The @sdif directive version number MUST be validated before processing begins.

  • Parsers MUST reject documents whose version token is not a recognized version string. In SDIF 1.0, the only recognized version token is 1.0.
  • Processing a document under an incorrect version assumption can cause misinterpretation of structural tokens and silent data corruption.
  • A document that begins with an unrecognized directive (neither @sdif nor @sdif.ai) MUST be rejected immediately.

Tamper Detection via Canonical Hash

SDIF supports tamper detection through canonical hashing.

  • The canonical form of a document is a deterministic byte sequence produced by the canonicalization rules defined throughout this specification.
  • The SHA-256 hash of the canonical byte sequence can be computed and stored out-of-band (for example, in a manifest or in an AI-profile document header) to detect subsequent modification.
  • Implementations that expose a canonical hash MUST compute it over the canonical byte sequence only, not over the source form.
  • Canonical hashing does not provide authentication (it does not prove the identity of the author); it provides integrity verification (it proves the document has not been altered since the hash was recorded).

The round-trip contract for AI-profile documents relies on the same hash to link an .sdif.ai file back to its source. See SDIF AI for details.

Schema Validation

Schema validation in SDIF 1.0 is optional. A parser MUST successfully parse any structurally valid SDIF document regardless of whether a schema is present or applied.

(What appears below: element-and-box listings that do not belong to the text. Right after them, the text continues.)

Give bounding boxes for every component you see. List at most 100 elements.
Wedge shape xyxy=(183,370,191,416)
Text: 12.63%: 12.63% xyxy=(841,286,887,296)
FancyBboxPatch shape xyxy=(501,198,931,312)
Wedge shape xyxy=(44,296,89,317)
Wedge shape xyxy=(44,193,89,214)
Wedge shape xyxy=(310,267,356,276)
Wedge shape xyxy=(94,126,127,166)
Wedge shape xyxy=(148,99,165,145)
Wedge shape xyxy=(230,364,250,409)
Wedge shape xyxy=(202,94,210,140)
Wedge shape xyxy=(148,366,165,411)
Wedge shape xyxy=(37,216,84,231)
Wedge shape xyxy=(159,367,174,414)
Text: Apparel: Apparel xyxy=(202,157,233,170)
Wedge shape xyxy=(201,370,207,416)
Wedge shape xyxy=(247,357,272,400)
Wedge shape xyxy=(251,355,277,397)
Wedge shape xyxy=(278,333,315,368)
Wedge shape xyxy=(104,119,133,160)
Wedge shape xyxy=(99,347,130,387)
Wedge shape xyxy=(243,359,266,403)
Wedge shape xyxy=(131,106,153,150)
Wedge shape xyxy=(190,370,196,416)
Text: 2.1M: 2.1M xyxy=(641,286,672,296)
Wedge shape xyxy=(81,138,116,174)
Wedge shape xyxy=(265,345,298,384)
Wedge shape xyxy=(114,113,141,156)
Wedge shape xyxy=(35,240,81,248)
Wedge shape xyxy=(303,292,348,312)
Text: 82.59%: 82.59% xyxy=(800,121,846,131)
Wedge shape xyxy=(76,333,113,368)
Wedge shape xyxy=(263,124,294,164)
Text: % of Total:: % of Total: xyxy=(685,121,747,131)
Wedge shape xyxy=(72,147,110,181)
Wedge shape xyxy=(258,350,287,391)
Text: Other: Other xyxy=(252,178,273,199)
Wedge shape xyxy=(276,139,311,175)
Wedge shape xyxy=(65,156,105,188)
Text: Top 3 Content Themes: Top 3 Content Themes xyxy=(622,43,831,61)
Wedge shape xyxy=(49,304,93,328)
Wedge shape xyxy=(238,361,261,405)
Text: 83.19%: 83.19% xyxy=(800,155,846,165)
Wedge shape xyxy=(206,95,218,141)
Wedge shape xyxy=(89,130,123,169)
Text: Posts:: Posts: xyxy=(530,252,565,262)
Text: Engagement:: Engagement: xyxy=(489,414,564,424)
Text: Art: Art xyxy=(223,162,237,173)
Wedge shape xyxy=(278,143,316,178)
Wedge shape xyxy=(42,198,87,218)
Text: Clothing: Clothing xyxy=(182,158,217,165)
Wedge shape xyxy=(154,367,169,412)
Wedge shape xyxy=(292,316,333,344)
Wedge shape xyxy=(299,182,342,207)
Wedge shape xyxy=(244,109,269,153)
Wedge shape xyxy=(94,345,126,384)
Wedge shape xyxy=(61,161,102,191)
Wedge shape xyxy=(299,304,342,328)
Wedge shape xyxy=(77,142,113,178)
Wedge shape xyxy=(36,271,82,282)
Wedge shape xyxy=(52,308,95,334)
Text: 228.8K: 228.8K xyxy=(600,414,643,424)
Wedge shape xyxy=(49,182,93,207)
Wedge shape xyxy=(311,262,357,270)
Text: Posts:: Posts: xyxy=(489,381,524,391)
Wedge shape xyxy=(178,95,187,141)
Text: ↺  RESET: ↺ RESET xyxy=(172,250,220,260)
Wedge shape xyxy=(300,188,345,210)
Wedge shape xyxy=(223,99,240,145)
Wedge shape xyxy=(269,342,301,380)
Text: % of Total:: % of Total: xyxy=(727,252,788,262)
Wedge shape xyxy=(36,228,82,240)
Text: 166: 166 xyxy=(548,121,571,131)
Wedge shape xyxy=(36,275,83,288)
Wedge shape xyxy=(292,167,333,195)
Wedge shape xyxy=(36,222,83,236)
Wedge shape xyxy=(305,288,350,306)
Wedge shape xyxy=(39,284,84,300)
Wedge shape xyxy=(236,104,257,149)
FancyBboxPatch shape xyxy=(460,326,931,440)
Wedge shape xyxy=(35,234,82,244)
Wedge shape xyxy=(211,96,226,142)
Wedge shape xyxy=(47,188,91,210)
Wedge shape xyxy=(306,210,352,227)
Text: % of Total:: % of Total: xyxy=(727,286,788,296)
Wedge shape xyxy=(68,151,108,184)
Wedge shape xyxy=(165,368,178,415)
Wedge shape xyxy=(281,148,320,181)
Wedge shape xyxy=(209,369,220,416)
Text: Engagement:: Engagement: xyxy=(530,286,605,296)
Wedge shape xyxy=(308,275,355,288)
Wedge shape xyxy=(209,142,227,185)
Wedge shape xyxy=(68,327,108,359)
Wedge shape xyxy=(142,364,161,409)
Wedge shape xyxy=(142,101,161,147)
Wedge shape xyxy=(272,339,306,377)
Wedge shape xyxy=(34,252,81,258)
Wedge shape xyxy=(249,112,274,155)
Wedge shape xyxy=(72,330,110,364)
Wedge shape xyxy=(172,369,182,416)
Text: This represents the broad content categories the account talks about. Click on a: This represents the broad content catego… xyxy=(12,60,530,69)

  • The absence of schema validation does not affect parser security; structural parsing does not depend on type information.
  • Consumers that require field presence, type constraints, or uniqueness invariants SHOULD apply schema validation as a post-parse step on trusted or untrusted input alike.
  • Schema validation failures MUST be reported as diagnostics and MUST NOT cause parsers to produce partial or corrupted output.